Les trois pièces exposées dans l’exposition Globalisto sont le fruit d’une réflexion sur le portrait que je mène depuis longtemps. Le portrait, pour moi, ce n’est pas quelque chose d’intime, « d’après modèle ». C’est plutôt une porte d’entrée, une sorte de prisme par lequel j’explore des histoires, qu’elles soient réelles ou fictionnelles. En effet, mes portraits sont des collages, des recompositions qui mêlent toutes sortes de personnages, d’objets et de cultures, un peu sur le mode du carnaval. Pour cela, j’ai développé une technique qui m’est propre. Je commence par une peinture – je suis peintre de formation, même si j’ai toujours cherché à faire sortir la peinture de son support habituel, en travaillant notamment sur des bannières, des drapeaux… Ensuite, je photographie cette peinture, et je l’imprime sur un textile – ce sera le fond un peu abstrait de mon portrait. Sur ce fond, je viens coller et coudre des empiècements sérigraphiés, tirés de toutes sortes de sources historiques – des tableaux de cour de la Renaissance italienne, des documents d’archives, des cartes postales coloniales des années 1930… – que j’agrège et que je recompose, dans le but de créer de nouveaux récits, de nouvelles narrations.
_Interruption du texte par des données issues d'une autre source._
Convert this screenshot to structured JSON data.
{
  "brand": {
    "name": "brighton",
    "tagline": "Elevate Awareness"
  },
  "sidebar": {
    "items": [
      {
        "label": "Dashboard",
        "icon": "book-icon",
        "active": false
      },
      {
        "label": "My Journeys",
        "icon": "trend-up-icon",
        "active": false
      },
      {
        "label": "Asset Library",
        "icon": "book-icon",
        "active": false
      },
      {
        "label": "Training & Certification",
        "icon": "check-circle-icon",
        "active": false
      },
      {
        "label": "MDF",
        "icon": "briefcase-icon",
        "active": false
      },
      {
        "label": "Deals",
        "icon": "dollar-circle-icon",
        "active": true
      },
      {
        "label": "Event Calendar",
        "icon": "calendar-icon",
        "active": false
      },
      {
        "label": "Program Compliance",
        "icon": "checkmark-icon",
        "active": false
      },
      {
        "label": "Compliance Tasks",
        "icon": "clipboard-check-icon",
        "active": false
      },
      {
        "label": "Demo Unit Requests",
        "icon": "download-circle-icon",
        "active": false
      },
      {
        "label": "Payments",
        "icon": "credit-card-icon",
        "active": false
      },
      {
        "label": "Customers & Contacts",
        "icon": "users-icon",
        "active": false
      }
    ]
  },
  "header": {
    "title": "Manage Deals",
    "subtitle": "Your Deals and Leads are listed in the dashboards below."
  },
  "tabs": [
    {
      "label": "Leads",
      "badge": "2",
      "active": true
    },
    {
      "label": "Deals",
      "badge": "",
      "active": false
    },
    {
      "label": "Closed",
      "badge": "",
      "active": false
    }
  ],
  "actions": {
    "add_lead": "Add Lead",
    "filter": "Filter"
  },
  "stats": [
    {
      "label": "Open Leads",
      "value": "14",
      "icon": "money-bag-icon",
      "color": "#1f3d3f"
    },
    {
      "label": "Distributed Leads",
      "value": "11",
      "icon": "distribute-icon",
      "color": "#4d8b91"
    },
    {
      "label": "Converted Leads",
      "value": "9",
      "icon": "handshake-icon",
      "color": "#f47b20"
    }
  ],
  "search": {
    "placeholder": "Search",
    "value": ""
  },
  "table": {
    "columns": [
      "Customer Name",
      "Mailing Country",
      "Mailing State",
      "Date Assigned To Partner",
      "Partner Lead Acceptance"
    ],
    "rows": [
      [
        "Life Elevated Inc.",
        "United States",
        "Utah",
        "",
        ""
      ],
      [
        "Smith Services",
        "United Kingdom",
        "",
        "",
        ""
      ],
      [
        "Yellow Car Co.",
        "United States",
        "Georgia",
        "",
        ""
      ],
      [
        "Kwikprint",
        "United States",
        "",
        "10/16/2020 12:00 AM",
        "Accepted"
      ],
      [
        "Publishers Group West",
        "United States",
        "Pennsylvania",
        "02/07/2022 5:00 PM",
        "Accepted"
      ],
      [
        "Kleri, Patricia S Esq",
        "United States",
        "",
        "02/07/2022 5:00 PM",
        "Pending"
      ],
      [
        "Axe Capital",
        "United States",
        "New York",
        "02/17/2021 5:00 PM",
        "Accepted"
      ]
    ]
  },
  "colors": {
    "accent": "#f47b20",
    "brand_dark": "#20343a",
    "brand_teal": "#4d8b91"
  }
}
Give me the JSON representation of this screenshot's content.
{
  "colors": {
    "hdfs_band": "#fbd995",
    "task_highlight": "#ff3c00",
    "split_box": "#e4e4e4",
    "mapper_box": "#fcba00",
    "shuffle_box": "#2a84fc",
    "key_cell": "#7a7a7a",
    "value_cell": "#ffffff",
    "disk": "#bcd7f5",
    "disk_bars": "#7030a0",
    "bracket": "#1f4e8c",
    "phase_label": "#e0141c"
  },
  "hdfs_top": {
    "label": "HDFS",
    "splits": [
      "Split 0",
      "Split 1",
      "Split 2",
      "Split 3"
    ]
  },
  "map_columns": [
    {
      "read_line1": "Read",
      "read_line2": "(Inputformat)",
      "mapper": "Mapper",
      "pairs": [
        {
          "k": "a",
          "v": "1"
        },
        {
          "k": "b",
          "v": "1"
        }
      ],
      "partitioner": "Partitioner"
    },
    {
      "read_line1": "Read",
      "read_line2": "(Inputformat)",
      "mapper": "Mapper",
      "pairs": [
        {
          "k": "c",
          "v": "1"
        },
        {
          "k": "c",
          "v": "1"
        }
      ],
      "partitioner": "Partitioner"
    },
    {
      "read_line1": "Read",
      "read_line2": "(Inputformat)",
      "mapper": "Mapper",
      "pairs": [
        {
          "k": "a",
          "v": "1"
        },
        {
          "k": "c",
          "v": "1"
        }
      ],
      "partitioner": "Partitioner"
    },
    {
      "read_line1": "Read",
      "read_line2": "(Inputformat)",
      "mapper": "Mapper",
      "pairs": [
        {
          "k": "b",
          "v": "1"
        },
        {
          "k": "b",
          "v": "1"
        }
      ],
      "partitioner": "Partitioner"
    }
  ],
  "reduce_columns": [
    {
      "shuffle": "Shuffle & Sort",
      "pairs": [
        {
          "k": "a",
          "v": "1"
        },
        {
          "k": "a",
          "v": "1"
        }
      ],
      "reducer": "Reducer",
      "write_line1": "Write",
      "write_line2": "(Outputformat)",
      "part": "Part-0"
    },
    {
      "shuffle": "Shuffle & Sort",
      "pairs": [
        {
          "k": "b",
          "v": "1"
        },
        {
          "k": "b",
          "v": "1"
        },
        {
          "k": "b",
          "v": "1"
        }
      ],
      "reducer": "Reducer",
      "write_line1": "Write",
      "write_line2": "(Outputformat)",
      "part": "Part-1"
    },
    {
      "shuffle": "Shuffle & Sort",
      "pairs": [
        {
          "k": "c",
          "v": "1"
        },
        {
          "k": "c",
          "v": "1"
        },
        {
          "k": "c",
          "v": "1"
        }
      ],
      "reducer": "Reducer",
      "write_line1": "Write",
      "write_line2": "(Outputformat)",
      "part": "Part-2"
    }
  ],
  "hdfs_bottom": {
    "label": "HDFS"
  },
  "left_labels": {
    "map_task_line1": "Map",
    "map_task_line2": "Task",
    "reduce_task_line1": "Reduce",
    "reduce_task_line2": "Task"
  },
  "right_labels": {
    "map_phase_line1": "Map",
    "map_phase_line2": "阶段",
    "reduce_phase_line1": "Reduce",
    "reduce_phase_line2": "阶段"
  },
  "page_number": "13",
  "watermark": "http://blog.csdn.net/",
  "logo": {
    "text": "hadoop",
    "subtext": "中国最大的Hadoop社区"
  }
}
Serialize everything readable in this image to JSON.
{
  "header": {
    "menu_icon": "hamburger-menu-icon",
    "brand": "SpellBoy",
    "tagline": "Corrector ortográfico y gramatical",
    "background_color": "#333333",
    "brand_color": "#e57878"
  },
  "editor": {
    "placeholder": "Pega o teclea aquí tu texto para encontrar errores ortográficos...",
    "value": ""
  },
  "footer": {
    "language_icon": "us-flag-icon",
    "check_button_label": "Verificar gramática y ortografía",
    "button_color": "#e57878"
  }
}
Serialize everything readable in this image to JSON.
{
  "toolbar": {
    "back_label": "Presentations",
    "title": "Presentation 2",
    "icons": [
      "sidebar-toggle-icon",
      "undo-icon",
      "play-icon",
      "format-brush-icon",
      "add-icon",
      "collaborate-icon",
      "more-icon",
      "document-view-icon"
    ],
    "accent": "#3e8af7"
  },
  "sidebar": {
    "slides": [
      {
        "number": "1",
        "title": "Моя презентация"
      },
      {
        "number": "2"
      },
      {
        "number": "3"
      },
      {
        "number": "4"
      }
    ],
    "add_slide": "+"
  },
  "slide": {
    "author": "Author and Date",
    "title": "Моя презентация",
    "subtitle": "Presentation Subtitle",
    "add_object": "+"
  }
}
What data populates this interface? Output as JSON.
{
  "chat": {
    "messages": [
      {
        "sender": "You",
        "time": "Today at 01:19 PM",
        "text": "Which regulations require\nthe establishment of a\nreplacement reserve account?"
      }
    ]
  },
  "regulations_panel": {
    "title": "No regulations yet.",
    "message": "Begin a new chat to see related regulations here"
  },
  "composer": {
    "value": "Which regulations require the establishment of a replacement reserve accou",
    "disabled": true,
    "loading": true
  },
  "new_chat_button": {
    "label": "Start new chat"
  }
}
Il en résulte une sorte de « grand collage textile » qui est, dans le fond comme dans la forme, le fruit d’une créolisation. Je suis moi-même issu de cultures diverses, notamment antillaise et italienne. J’ai grandi et vis toujours à Saint-Denis où cette créolité est à l’œuvre quotidiennement et me nourrit artistiquement.

Un de ces portraits représente le révolutionnaire haïtien Toussaint Louverture. Le second, intitulé Couronnement, est moins « nominatif » et s’articule autour d’une photo d’un Tutsi rwandais, que j’ai retrouvée sur une carte postale coloniale. Ça m’intéresse particulièrement de travailler avec ces matériaux foncièrement problématiques, exotisants, très souvent racistes, et de les dépasser complètement. Je les mélange à des attributs traditionnels du pouvoir – tirés ici d’un portrait de cour de la Renaissance italienne – jusqu’à en proposer un nouveau récit. La troisième pièce s’intitule Black Centurion et représente saint Maurice, le patron des teinturiers et le seul saint noir de la chrétienté, à qui je vais prochainement consacrer une exposition entière. C’est un portrait composite, où coexistent des photos coloniales, des statuettes et des masques traditionnels africains, des bustes romains, etc. 

Propos de l’artiste recueillis par L.H.